HO CHI MINH CITY – Vietnam's economy grew by 7.4% in the third quarter compared to the same period last year, according to state data released on Sunday. This surpasses the 6.93% growth of the previous three months and far exceeds expectations despite the challenges following Typhoon Yagi, the strongest storm recorded in 70 years, which disrupted many business activities.
The gross domestic product (GDP) data, published by the General Statistics Office, marks the largest quarterly growth since the 13.7% surge in Q3 2022, following a strong recovery from the Covid-19 pandemic.
Exports led the way with a 15.8% increase since Q3 2023, although Typhoon Yagi caused many factories' activities to contract in September for the first time since March, according to S&P Global Market Intelligence.
Pre-announcement forecasts were modest, with Standard Chartered Bank predicting a 5.1% quarterly growth. Agriculture was hit the hardest by the storm, the General Statistics Office said, with growth slowing to 2.58% from 3.34% in the previous quarter.
Summer Le, chef and owner of Nén restaurant in Da Nang, said she was not directly affected by the storm but had to “struggle to waterproof” her restaurant each rainy season. “This year has been tough because of the economy,” Le shared.
The typhoon struck Vietnam on September 7, resulting in the deaths of hundreds of people and causing an estimated $3 billion.
“The impact will be seen through reduced output and damage to infrastructure across manufacturing, agriculture, and various services sectors,” according to a research note from UOB. “However, aside from these temporary disruptions, the long-term fundamentals remain solid.”
In the long run, the General Statistics Office reported that GDP rose by 6.82% in the first nine months of the year, approaching Vietnam's pre-Covid growth rate of 7.3%.

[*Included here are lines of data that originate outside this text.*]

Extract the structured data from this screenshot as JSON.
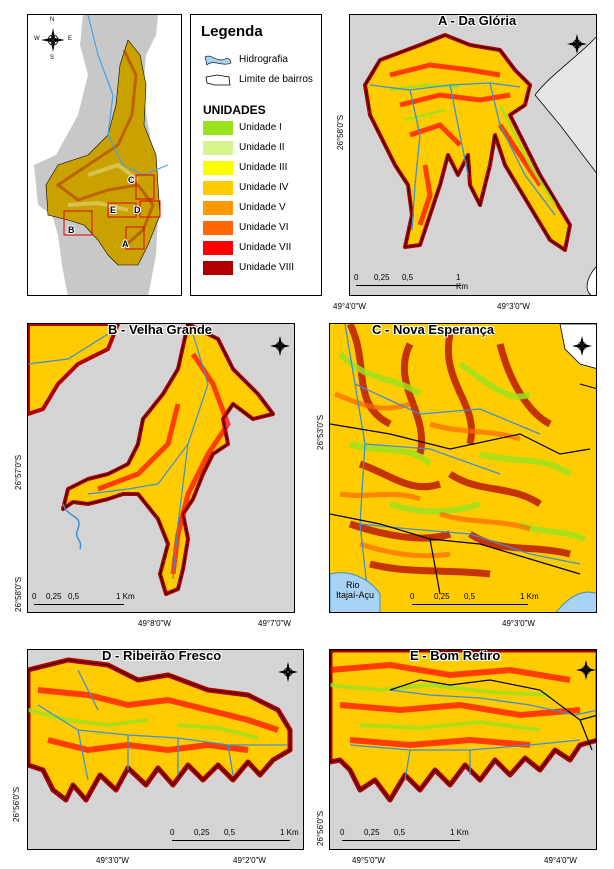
{
  "legend": {
    "title": "Legenda",
    "hydro_label": "Hidrografia",
    "limit_label": "Limite de bairros",
    "units_title": "UNIDADES",
    "units": [
      {
        "label": "Unidade I",
        "color": "#9be21f"
      },
      {
        "label": "Unidade II",
        "color": "#d6f58a"
      },
      {
        "label": "Unidade III",
        "color": "#ffff00"
      },
      {
        "label": "Unidade IV",
        "color": "#ffcc00"
      },
      {
        "label": "Unidade V",
        "color": "#ff9900"
      },
      {
        "label": "Unidade VI",
        "color": "#ff6600"
      },
      {
        "label": "Unidade VII",
        "color": "#ff0000"
      },
      {
        "label": "Unidade VIII",
        "color": "#b00000"
      }
    ],
    "hydro_color": "#7fb8e6"
  },
  "overview": {
    "labels": [
      "C",
      "E",
      "D",
      "B",
      "A"
    ]
  },
  "compass": {
    "n": "N",
    "s": "S",
    "e": "E",
    "w": "W"
  },
  "panels": {
    "a": {
      "title": "A - Da Glória",
      "lat": "26°58'0\"S",
      "lon_left": "49°4'0\"W",
      "lon_right": "49°3'0\"W",
      "scale": [
        "0",
        "0,25",
        "0,5",
        "1 Km"
      ]
    },
    "b": {
      "title": "B - Velha Grande",
      "lat1": "26°57'0\"S",
      "lat2": "26°58'0\"S",
      "lon_left": "49°8'0\"W",
      "lon_right": "49°7'0\"W",
      "scale": [
        "0",
        "0,25",
        "0,5",
        "1 Km"
      ]
    },
    "c": {
      "title": "C - Nova Esperança",
      "lat": "26°53'0\"S",
      "lon": "49°3'0\"W",
      "river": [
        "Rio",
        "Itajaí-Açu"
      ],
      "scale": [
        "0",
        "0,25",
        "0,5",
        "1 Km"
      ]
    },
    "d": {
      "title": "D - Ribeirão Fresco",
      "lat": "26°56'0\"S",
      "lon_left": "49°3'0\"W",
      "lon_right": "49°2'0\"W",
      "scale": [
        "0",
        "0,25",
        "0,5",
        "1 Km"
      ]
    },
    "e": {
      "title": "E - Bom Retiro",
      "lat": "26°56'0\"S",
      "lon_left": "49°5'0\"W",
      "lon_right": "49°4'0\"W",
      "scale": [
        "0",
        "0,25",
        "0,5",
        "1 Km"
      ]
    }
  }
}
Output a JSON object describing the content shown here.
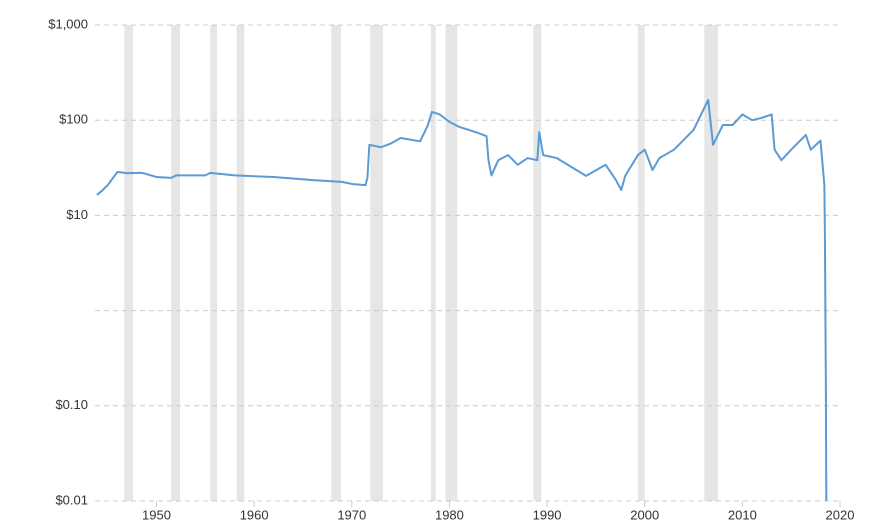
{
  "chart_data": {
    "type": "line",
    "log_scale_y": true,
    "grid": true,
    "ylim": [
      0.01,
      1000
    ],
    "yticks": [
      {
        "value": 0.01,
        "label": "$0.01"
      },
      {
        "value": 0.1,
        "label": "$0.10"
      },
      {
        "value": 1,
        "label": null
      },
      {
        "value": 10,
        "label": "$10"
      },
      {
        "value": 100,
        "label": "$100"
      },
      {
        "value": 1000,
        "label": "$1,000"
      }
    ],
    "xlim": [
      1943.7,
      2020
    ],
    "xticks": [
      1950,
      1960,
      1970,
      1980,
      1990,
      2000,
      2010,
      2020
    ],
    "shaded_ranges": [
      [
        1946.7,
        1947.6
      ],
      [
        1951.5,
        1952.4
      ],
      [
        1955.5,
        1956.2
      ],
      [
        1958.2,
        1959.0
      ],
      [
        1967.9,
        1968.9
      ],
      [
        1971.9,
        1973.2
      ],
      [
        1978.1,
        1978.6
      ],
      [
        1979.6,
        1980.8
      ],
      [
        1988.6,
        1989.4
      ],
      [
        1999.3,
        2000.0
      ],
      [
        2006.1,
        2007.5
      ]
    ],
    "shade_color": "#e6e6e6",
    "x": [
      1943.9,
      1944.5,
      1945,
      1946,
      1947,
      1948.5,
      1950,
      1951.5,
      1952,
      1955,
      1955.5,
      1958,
      1962,
      1966,
      1969,
      1970,
      1971.4,
      1971.6,
      1971.8,
      1973,
      1974,
      1975,
      1977,
      1977.8,
      1978.2,
      1979,
      1980,
      1981,
      1982,
      1983,
      1983.8,
      1984,
      1984.3,
      1985,
      1986,
      1987,
      1988,
      1989,
      1989.2,
      1989.6,
      1991,
      1993,
      1994,
      1996,
      1997,
      1997.6,
      1998,
      1999.3,
      2000,
      2000.8,
      2001.5,
      2003,
      2005,
      2006.5,
      2007,
      2008,
      2009,
      2010,
      2011,
      2012,
      2013,
      2013.3,
      2014,
      2015,
      2016.5,
      2017,
      2018,
      2018.4,
      2018.45,
      2018.55,
      2018.6
    ],
    "series": [
      {
        "color": "#5b9bd5",
        "values": [
          16.4,
          18.5,
          20.8,
          28.6,
          27.8,
          28,
          25.3,
          24.8,
          26.3,
          26.3,
          28,
          26.3,
          25.3,
          23.5,
          22.5,
          21.4,
          20.8,
          24.8,
          55,
          52,
          57,
          65,
          60,
          89,
          122,
          115,
          96,
          85,
          79,
          73,
          68,
          38,
          26.3,
          38,
          43,
          34,
          40,
          38,
          75,
          43,
          40,
          30,
          26,
          34,
          24,
          18.5,
          26,
          43,
          49,
          30,
          40,
          49,
          79,
          163,
          55,
          89,
          89,
          115,
          100,
          106,
          115,
          49,
          38,
          49,
          70,
          49,
          61,
          20.8,
          7,
          0.186,
          0.01
        ]
      }
    ]
  }
}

However, Vinacapital warned of challenges from the country’s biggest customer, the United States. They noted that the U.S. Federal Reserve’s interest rate cuts in September signaled that the U.S. economy would continue to slow, with a noticeable impact on orders from Vietnam.
“A slowing U.S. economy is likely to reduce American consumer demand for 'Made in Vietnam' products such as laptops, mobile phones, and other goods,” Vinacapital said in a research report. “Vietnam’s current GDP growth driven by exports may taper off next year, and the Fed’s moves essentially confirm this.”

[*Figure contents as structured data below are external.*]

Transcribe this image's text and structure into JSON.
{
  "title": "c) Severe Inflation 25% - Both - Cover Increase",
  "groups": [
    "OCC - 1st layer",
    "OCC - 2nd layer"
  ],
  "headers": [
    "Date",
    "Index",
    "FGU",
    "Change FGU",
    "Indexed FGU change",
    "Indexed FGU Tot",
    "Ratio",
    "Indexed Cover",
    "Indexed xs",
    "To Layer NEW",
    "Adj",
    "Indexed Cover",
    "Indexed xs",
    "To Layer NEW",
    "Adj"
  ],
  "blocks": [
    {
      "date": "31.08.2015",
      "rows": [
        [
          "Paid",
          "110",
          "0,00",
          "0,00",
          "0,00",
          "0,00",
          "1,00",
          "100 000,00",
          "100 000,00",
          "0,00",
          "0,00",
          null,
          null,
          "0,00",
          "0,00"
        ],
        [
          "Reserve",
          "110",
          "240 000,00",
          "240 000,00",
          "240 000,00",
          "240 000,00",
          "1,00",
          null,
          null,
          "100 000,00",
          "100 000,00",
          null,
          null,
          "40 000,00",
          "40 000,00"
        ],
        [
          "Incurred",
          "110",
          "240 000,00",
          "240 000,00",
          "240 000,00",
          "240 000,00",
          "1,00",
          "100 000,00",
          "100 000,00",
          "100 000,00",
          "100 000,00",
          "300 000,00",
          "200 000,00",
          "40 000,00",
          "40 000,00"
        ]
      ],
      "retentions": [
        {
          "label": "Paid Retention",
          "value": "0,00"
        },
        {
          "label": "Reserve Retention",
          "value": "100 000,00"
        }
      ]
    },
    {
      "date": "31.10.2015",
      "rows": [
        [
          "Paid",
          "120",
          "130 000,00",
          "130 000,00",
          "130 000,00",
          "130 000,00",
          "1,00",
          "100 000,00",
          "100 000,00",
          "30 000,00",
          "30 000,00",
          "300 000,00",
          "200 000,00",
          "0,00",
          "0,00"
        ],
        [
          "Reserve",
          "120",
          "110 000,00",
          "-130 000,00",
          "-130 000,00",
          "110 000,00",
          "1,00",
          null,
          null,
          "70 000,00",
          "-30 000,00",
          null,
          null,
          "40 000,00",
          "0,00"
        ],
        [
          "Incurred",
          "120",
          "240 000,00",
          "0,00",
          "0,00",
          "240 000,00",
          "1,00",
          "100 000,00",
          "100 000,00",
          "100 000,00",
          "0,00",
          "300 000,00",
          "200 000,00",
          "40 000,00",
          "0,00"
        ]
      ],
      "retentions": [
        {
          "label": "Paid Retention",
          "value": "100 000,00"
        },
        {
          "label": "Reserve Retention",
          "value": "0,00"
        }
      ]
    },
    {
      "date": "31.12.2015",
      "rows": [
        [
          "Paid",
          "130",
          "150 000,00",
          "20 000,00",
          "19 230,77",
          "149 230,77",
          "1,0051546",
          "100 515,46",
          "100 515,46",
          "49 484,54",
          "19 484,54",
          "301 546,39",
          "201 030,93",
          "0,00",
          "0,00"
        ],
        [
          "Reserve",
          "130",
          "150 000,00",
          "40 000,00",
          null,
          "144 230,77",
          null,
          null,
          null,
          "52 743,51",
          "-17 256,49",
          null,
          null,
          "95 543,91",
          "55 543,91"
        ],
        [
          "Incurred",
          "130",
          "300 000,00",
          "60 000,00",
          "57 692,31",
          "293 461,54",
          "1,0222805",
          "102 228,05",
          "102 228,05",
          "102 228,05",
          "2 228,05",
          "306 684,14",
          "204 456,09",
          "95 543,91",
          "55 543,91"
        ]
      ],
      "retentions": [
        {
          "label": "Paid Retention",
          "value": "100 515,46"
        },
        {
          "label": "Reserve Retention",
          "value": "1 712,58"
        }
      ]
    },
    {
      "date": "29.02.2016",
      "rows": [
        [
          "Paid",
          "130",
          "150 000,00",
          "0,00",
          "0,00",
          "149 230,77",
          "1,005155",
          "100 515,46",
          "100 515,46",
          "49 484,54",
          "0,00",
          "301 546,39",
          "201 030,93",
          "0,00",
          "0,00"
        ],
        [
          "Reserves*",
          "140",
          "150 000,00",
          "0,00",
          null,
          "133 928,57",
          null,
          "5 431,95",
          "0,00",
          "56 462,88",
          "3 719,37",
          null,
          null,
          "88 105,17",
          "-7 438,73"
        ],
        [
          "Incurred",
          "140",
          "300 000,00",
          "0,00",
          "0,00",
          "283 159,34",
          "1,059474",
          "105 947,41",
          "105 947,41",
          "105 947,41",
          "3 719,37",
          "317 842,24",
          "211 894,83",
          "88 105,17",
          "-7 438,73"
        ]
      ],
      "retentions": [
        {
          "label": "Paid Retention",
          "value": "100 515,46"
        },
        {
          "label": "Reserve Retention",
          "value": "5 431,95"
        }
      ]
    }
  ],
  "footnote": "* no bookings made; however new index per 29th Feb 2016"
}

The technology sector is expected to be a long-term driver of Vietnam's economy. Electronics exports increased by 20.6% in Q3 compared to the same period last year, according to the General Statistics Office. Vietnam is expanding its high-tech product supply chain, from BESI chip equipment to LG Electronics smartphone cameras.
“By expanding partnerships with reputable global partners in the semiconductor and artificial intelligence sectors, Vietnam is gradually realizing its motto: ‘If you want to go fast, go alone. If you want to go far, go together,’” Minister of Planning and Investment Nguyen Chi Dung said in a speech on Tuesday.